By Alex Gavrish, Etalon Investment Research; author of “Wall Street: Back to Basics”
Oil Industry Sell-off: Where Are You, Warren?
Exactly when such important events in the economy happening, Warren Buffett is not here. Our investment guru – where are you? We need your advice. We don’t know what to do. Oil price decline caught many by surprise. Energy sector stocks are in a complete mess. What should we do – buy, sell, or wait? We got so used to your guru advice that this silence is very disturbing. Please say something.
What can past market crashes teach us about the current one?
Not only Warren Buffett is silent: almost no major hedge fund manager or other high profile investor made any meaningful comments on recent developments or discussed possible investment opportunities in the sector. Without any guru advice out there available, one has no choice but to start thinking by himself. Lets take a brief review of some key events that might help one in this process.
Halliburton merges with Baker Hughes
Halliburton Company (NYSE:HAL) and Baker Hughes Incorporated (NYSE:BHI) recently announced they will merge. Analysts’ as well as media’s reaction to merger varied greatly. From a positively biased conclusions that the transaction is a sign of confidence on part of industry CEO’s to negative perception: the fact that such large deal was closed in a matter of weeks points to companies’ fears for their future after a steep decline in oil price. It is clear, though, that transaction is done to compensate for lower profitability going forward.
Berkshire Hathaway acquires business unit from Weatherford
On December 1st, 2014, Weatherford International Plc (NYSE:WFT) announced that it signed an agreement with an affiliate of The Lubrizol Corporation, a Berkshire Hathaway Inc. (NYSE:BRK.A) (NYSE:BRK.B) company, for the sale of the Company’s engineered chemistry and Integrity drilling fluids business. The businesses will be sold for $825 million in cash and earnout that is tied to the post-closing performance of the businesses. The deal is, of course, marginal for Berkshire Hathaway. Nevertheless, according to Warren Buffett, such bolt-on acquisitions are an important part of the overall investment strategy. Despite the fact that timing of the transaction is clearly related to recent declines in oil price, it is hard to say that it reflects the idea that now is the time to make outright investments in the sector. The chemicals and drilling fluids businesses are a niche that may not be impacted so much by capex expenditure cuts as other segments, and therefore is relatively conservative.
Where is the opportunity?
Until Warren Buffett and other investment gurus will share with us their priceless insights into oil sector stocks and investments, we need to think on our own. A good place to start, in my view, is oil equipment and services sector, and specifically, shares of National-Oilwell Varco, Inc. (NYSE:NOV). First, it is a high-quality, wide-moat company with leading market position in all of the segments it operates.

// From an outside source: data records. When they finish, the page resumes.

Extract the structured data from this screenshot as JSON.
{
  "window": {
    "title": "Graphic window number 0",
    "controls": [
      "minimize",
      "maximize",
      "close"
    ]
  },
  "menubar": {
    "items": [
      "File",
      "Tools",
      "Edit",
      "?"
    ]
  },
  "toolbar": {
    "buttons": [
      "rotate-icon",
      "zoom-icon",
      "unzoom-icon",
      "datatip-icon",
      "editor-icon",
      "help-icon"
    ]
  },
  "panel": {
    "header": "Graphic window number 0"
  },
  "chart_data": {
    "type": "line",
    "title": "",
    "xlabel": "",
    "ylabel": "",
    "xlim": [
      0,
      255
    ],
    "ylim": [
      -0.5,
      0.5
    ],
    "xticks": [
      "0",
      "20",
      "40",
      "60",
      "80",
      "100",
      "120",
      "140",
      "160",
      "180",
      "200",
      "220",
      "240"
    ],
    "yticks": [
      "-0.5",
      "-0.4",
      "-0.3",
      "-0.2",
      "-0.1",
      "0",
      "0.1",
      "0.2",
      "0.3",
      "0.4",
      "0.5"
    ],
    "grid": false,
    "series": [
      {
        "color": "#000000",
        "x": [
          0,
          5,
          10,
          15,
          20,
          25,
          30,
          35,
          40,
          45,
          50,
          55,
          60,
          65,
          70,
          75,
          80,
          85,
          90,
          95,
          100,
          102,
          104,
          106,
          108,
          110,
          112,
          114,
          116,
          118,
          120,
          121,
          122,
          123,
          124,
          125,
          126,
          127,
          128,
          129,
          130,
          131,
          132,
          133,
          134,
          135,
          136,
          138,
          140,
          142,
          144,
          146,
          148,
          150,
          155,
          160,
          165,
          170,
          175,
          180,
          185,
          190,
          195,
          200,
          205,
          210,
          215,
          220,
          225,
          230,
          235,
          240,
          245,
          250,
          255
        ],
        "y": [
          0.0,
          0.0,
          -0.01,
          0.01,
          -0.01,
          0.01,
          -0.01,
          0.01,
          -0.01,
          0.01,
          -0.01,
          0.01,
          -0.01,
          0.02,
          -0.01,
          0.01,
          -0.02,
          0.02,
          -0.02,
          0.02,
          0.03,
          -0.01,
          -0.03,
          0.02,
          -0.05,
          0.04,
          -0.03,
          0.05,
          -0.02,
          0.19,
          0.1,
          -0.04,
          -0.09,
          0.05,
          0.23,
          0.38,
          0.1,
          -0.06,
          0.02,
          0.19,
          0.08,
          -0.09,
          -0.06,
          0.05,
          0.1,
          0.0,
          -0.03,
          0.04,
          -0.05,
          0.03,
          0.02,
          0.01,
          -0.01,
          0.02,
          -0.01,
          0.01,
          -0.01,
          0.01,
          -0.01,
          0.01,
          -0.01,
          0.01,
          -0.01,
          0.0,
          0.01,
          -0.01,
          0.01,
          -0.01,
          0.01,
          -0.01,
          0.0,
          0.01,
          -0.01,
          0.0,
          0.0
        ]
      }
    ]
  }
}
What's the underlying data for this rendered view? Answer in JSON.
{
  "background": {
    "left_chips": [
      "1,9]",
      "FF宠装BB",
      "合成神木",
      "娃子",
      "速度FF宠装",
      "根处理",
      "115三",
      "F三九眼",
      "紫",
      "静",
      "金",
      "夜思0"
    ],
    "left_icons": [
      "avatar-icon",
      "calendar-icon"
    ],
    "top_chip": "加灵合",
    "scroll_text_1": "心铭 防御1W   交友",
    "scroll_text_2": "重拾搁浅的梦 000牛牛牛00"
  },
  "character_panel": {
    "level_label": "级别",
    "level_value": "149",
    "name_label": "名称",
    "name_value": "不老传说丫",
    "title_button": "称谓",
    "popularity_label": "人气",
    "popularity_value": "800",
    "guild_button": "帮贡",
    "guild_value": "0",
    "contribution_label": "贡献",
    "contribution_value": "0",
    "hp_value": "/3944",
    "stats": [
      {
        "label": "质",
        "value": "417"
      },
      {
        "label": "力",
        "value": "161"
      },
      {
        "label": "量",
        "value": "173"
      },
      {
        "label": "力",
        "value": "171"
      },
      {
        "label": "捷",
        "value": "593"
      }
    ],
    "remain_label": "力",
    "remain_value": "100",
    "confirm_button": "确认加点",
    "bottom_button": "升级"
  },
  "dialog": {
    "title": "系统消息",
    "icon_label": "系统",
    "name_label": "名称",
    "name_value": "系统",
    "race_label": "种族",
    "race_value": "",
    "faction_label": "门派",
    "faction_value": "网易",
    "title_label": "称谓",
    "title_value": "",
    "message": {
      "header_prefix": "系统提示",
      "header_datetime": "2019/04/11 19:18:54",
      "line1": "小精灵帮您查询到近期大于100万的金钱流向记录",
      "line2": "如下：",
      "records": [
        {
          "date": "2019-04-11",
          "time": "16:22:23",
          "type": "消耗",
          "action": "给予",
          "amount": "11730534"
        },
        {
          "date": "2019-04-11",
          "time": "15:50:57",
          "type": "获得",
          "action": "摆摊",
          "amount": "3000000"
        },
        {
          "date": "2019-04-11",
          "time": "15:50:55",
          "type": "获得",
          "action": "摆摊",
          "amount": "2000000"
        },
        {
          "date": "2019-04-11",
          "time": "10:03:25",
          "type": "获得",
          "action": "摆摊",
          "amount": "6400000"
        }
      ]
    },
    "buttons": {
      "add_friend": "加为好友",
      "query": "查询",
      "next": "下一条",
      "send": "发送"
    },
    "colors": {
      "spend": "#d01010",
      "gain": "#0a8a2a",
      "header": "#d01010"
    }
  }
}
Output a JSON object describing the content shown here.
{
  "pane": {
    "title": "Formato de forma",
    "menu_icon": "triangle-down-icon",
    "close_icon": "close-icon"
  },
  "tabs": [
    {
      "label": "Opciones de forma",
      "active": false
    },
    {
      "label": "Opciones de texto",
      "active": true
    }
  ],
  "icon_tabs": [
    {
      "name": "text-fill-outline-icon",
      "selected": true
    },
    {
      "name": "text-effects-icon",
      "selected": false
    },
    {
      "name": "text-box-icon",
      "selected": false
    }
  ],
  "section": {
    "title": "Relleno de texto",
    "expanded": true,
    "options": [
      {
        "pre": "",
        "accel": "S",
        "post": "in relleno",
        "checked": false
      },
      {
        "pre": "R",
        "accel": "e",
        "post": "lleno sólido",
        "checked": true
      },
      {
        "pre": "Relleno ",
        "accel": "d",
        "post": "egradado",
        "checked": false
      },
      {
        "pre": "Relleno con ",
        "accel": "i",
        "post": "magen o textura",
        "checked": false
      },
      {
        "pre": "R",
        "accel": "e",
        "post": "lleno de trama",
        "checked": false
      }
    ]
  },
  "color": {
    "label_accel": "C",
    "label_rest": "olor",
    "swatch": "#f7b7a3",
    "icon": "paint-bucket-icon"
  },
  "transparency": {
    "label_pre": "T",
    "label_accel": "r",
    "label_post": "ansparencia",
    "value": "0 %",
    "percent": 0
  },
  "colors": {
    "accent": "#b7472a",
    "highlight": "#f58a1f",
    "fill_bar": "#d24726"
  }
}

Second, it should be less impacted by oil price decline compared to E&P companies or even to services names, such as Nabors Industries Ltd (which declined almost 62% since June 2014). Recent share price performance indicates that National Oilwell Varco is stronger than oil services and equipment sector in general: while iShares U.S. Oil Equipment & Services ETF declined 37.2% from its June 30th, 2014 high, shares of National Oilwell Varco declined by only 22.6%.
Third, on September 30th, 2014, company announced that its Board of Directors authorized a share repurchase program to purchase up to $3 billion of the company’s outstanding common shares. This announcement is timely and should certainly be viewed by shareholders in positive light. National-Oilwell Varco, Inc also pays a regular quarterly dividend of $0.46 per share, which currently provides a 2.9% annual dividend yield. Fourth, some analysts believe that more deals are soon to come, and company can be a possible target, and could be acquired by General Electric Company, for example.
Needless to say, company has a clean balance sheet without net debt and attractive valuation. Shares of National Oilwell Varco therefor present an attractive investment opportunity for long-term, value-oriented investors that want to react to recent oil price decline in a calculated and conservative way.